Brazil’s coronavirus variant and a rising second wave are overwhelming hospitals

While a new variant of the coronavirus is spreading across the country, many Brazilians continue to defy the mobility restrictions of mask mandates, following the example of President Jair Bolsonaro, who recently said that people should “stop being sissy” and “moan” “about the virus.

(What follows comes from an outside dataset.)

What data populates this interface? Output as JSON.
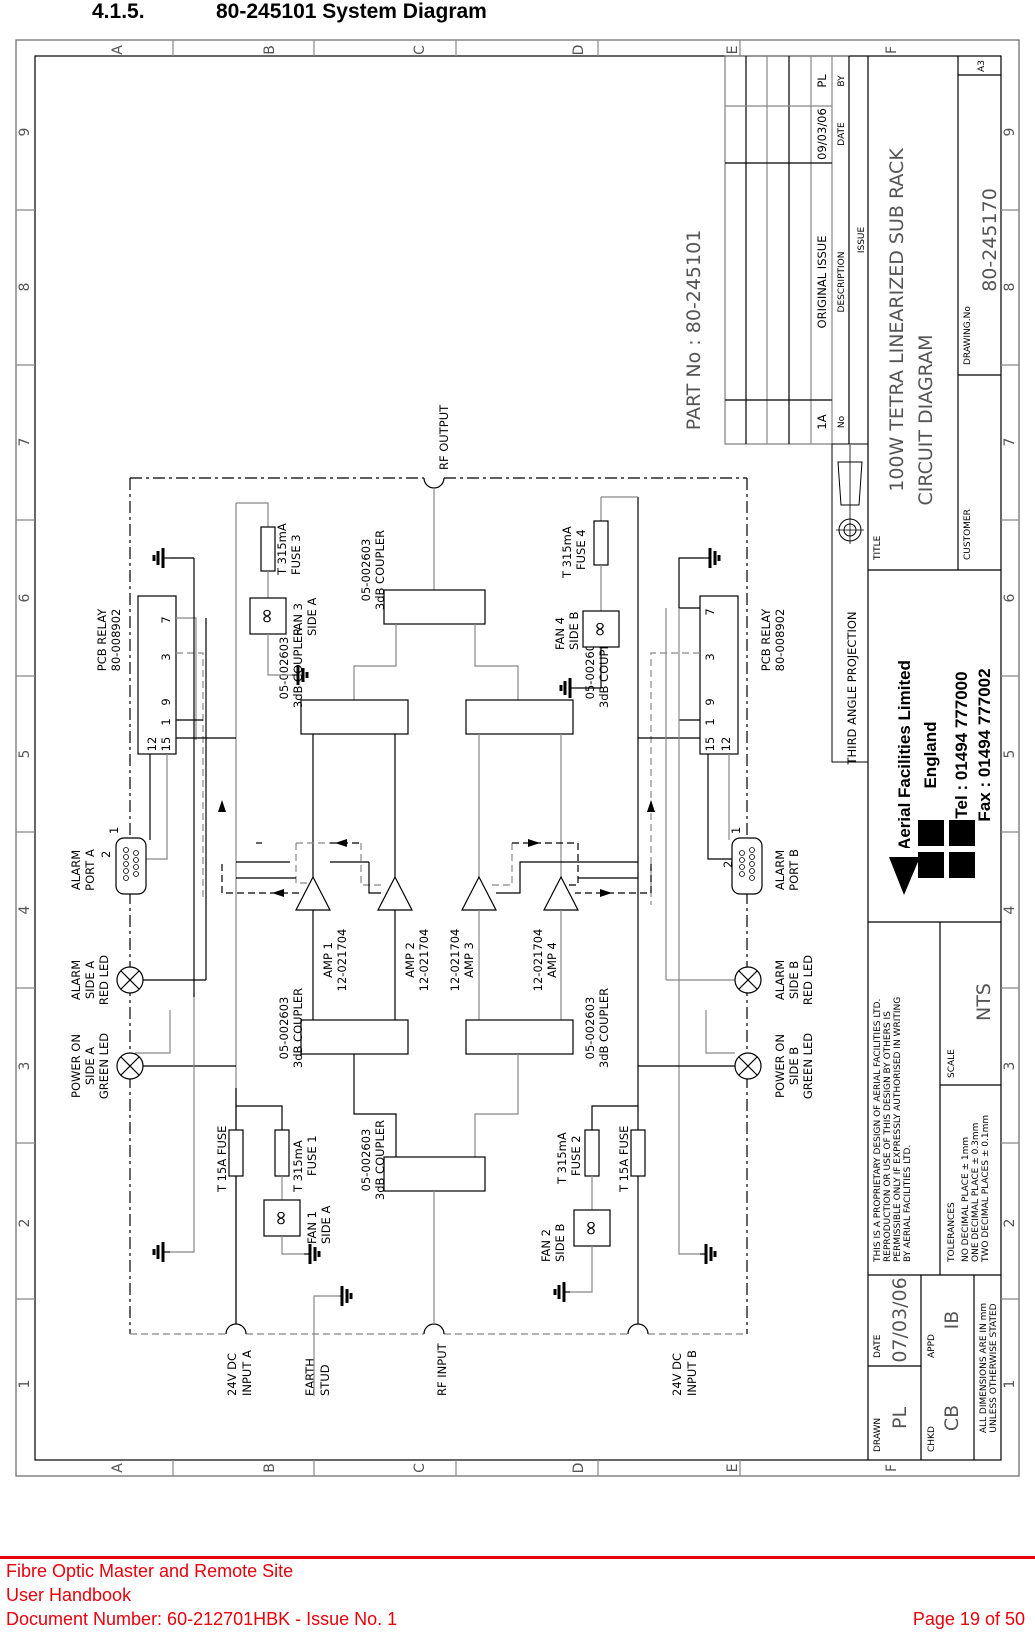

The consequences of the combination are deadly, experts say. “We are going through the worst case scenario since the start of the pandemic. You just have to look at the trends in the average number of deaths,” Gonzalo Vecina Neto, a professor of public health at Sao Paulo University, told Reuters television recently. . “It could be avoided and the most important factor is gatherings.”

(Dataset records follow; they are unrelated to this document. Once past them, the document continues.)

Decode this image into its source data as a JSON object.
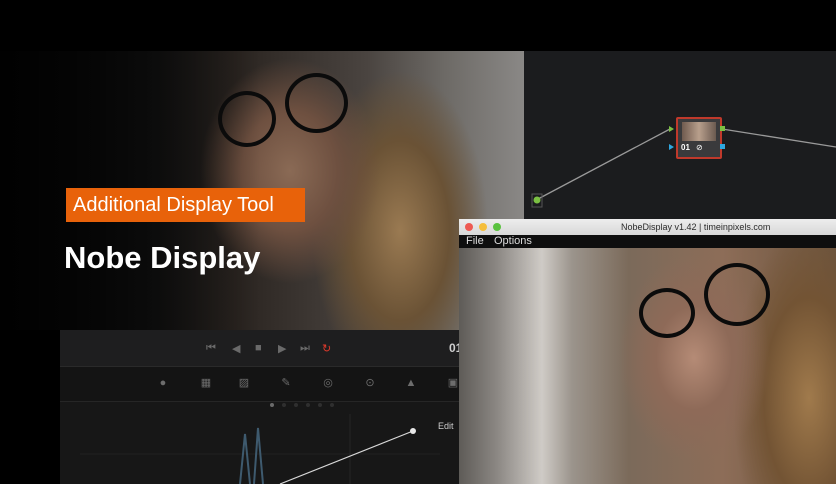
{
  "banner": {
    "badge": "Additional Display Tool",
    "title": "Nobe Display"
  },
  "viewer": {
    "timecode_partial": "01"
  },
  "nodegraph": {
    "node_label": "01"
  },
  "scopes": {
    "edit_label": "Edit"
  },
  "window": {
    "title": "NobeDisplay v1.42 | timeinpixels.com",
    "menu": [
      "File",
      "Options"
    ]
  },
  "colors": {
    "accent": "#e8620a",
    "node_border": "#c0392b",
    "loop": "#e0392b"
  },
  "icons": [
    "skip-back-icon",
    "play-reverse-icon",
    "stop-icon",
    "play-icon",
    "skip-forward-icon",
    "loop-icon",
    "picker-icon",
    "window-icon",
    "tracker-icon",
    "key-icon",
    "sizing-icon"
  ]
}
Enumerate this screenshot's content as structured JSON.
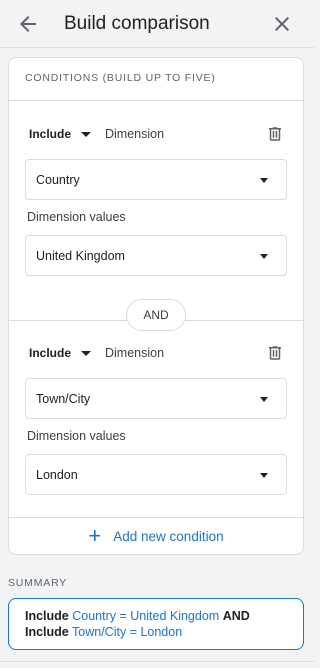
{
  "header": {
    "title": "Build comparison",
    "back_icon": "arrow-back-icon",
    "close_icon": "close-icon"
  },
  "conditions_card": {
    "heading": "CONDITIONS (BUILD UP TO FIVE)",
    "conditions": [
      {
        "mode": "Include",
        "dimension_label": "Dimension",
        "dimension_value": "Country",
        "values_label": "Dimension values",
        "values_value": "United Kingdom"
      },
      {
        "mode": "Include",
        "dimension_label": "Dimension",
        "dimension_value": "Town/City",
        "values_label": "Dimension values",
        "values_value": "London"
      }
    ],
    "and_label": "AND",
    "add_condition_label": "Add new condition"
  },
  "summary": {
    "label": "SUMMARY",
    "line1_include": "Include",
    "line1_condition": "Country = United Kingdom",
    "line1_joiner": "AND",
    "line2_include": "Include",
    "line2_condition": "Town/City = London"
  },
  "colors": {
    "accent": "#1a73e8",
    "border": "#dadce0",
    "background": "#f1f3f4"
  }
}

Brazil broke its own record of deaths three times in a 24-hour period this month. The Brazilian Ministry of Health on Wednesday recorded a devastating new high – 2,286 lives lost by the virus. In total, it is known that more than 270,000 people died due to Covid-19, making Brazil the second highest national death toll after the United States.

In 22 of Brazil’s 26 states, ICU occupancy exceeded 80%. In the southern state of Rio Grande do Sul, hospital patients have to stand in line to wait on beds as occupancy rates in intensive care units rise past 103%. The neighboring state of Santa Catarina has already exceeded 99% of the population and is on the verge of collapse as cases increase throughout the country.

One hospital in Santa Catarina’s capital, Florianopolis, is already out of capacity. David Molin, the hospital’s chief nurse, told CNN that his team was exhausted and overwhelmed.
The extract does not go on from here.